La degenerazione ha inghiottito anche la trasparenza, e un sano rapporto tra il sistema giudiziario e l’informazione. “C’è un passaggio di Borsellino nelle audizioni – tiene a rilevare Mannucci Pacini – che trovo molto attuale. Borsellino dice che bisogna informare l’opinione pubblica, non per autolegittimarsi ma per essere trasparenti e soggetti a eventuali critiche. E’ un tema ricorrente. La modernità di quell’accento sta proprio nel suo richiamare, trent’anni fa, un rapporto di trasparenza che alimenti la libertà dell’informazione, lontano dal mercato nero delle notizie, che c’era allora e c’è oggi. È vero, poi, che vi sono giornalisti capaci e giornalisti incapaci, ma la libertà va esercitata senza limiti dal punto vista informativo. Le ultime riforme, invece, vanno nella direzione opposta”.

È un libro, questo, che forse sarebbe piaciuto a Leonardo Sciascia, per come sa far emergere dei fili narrativi da un documento storico. “Questi documenti – spiega Livio Crescenzi – hanno un valore letterario, e personalmente sono un grande estimatore di Sciascia. Per me, non esperto di mafia, l’interesse per questi testi e’ narrativo. Sono spogli da ogni retorica, parlano due italiani a cui questo Paese deve moltissimo. Qui c’è un romanzo, l’amicizia tra due uomini che nascono a pochi metri di distanza e si frequentano fin da bambini, condividono un impegno professionale, una comune Weltanschauung, e una visione di una Sicilia che amano e non sopportano cosi’ com’era. E muoiono a pochi giorni di distanza l’uno dall’altro, poco più che cinquantenni: due Dioscuri, appunto”.

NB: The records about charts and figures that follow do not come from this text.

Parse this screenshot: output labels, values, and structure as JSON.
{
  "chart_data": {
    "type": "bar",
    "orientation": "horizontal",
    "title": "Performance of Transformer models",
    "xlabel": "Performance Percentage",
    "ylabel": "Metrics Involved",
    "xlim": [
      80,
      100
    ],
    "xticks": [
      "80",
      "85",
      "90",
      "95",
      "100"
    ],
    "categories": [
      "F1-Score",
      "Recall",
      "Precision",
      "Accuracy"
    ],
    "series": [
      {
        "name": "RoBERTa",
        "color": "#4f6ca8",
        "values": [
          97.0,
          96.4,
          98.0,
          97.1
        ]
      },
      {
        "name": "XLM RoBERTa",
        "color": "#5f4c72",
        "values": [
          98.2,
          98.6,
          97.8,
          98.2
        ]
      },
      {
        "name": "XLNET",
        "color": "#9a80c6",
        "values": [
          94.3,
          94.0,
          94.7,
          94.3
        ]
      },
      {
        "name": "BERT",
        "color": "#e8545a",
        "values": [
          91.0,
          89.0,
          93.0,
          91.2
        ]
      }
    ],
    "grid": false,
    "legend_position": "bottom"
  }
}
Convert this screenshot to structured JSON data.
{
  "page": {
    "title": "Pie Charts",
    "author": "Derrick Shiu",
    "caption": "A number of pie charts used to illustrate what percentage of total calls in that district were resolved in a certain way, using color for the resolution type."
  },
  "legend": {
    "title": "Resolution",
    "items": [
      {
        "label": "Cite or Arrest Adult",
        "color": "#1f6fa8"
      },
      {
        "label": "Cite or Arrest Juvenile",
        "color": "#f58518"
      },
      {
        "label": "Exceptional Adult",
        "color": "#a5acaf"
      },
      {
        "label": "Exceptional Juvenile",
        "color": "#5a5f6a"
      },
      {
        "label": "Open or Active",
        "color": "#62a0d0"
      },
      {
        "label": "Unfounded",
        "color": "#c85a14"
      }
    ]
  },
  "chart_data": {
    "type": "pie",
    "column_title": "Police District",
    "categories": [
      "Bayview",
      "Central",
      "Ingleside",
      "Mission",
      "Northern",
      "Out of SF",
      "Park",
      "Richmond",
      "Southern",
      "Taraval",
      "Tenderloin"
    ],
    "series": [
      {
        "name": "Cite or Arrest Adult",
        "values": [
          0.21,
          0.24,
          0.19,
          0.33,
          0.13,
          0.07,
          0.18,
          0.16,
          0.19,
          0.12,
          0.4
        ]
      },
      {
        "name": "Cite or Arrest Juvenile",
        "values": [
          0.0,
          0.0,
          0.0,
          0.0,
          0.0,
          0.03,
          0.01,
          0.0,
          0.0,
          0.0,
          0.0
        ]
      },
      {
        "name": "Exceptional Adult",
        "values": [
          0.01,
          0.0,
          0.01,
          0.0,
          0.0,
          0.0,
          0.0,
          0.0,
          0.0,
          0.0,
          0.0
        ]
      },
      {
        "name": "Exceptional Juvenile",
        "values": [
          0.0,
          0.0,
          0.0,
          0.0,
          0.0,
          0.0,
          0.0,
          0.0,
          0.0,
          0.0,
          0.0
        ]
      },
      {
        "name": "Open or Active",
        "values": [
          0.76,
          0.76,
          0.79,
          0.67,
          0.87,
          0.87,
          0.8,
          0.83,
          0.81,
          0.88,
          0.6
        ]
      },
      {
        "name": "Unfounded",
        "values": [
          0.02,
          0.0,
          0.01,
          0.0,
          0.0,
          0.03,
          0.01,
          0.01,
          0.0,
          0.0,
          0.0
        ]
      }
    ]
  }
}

“I componenti di quel Csm – interviene Mannucci Pacini – ignorarono, ignorarono consapevolmente, il ruolo che Falcone e Borsellino avevano avuto nel maxiprocesso iniziato nel 1986. Ignorarono tutto cio’ che dovettero subire sul piano personale, familiare, non solo in termini d’isolamento, di lavoro senza limiti, ma anche in termini d’intimidazioni, di conflitti, di contrasti, di mancata condivisione da parte delle istituzioni”. “Molti fatti della loro vita – aggiunge il presidente della Corte d’Assise di Milano, che una passione per il teatro ha portato a impersonare Falcone in una pièce su Borsellino – presentano una teatralità tragica. Chi voglia mettere in scena quegli eventi storici, già potrebbe farsi un’idea: l’attentato fallito all’Addaura, i due attentati del 1992, sono fatti quasi teatrali. Noi portiamo in scena uno spettacolo che ha proprio come base il momento dell’esplosione. Da lì parte una ricostruzione, con dei flashback, della vita, così come emerge da quelle audizioni, di questi due ragazzi della Kalsa di Palermo”; e di un “approccio siciliano alla vita nel segno, quasi, dell’inevitabilità di alcune cose, del fatalismo; una cosa che noi sardi, pur isolani, non abbiamo”.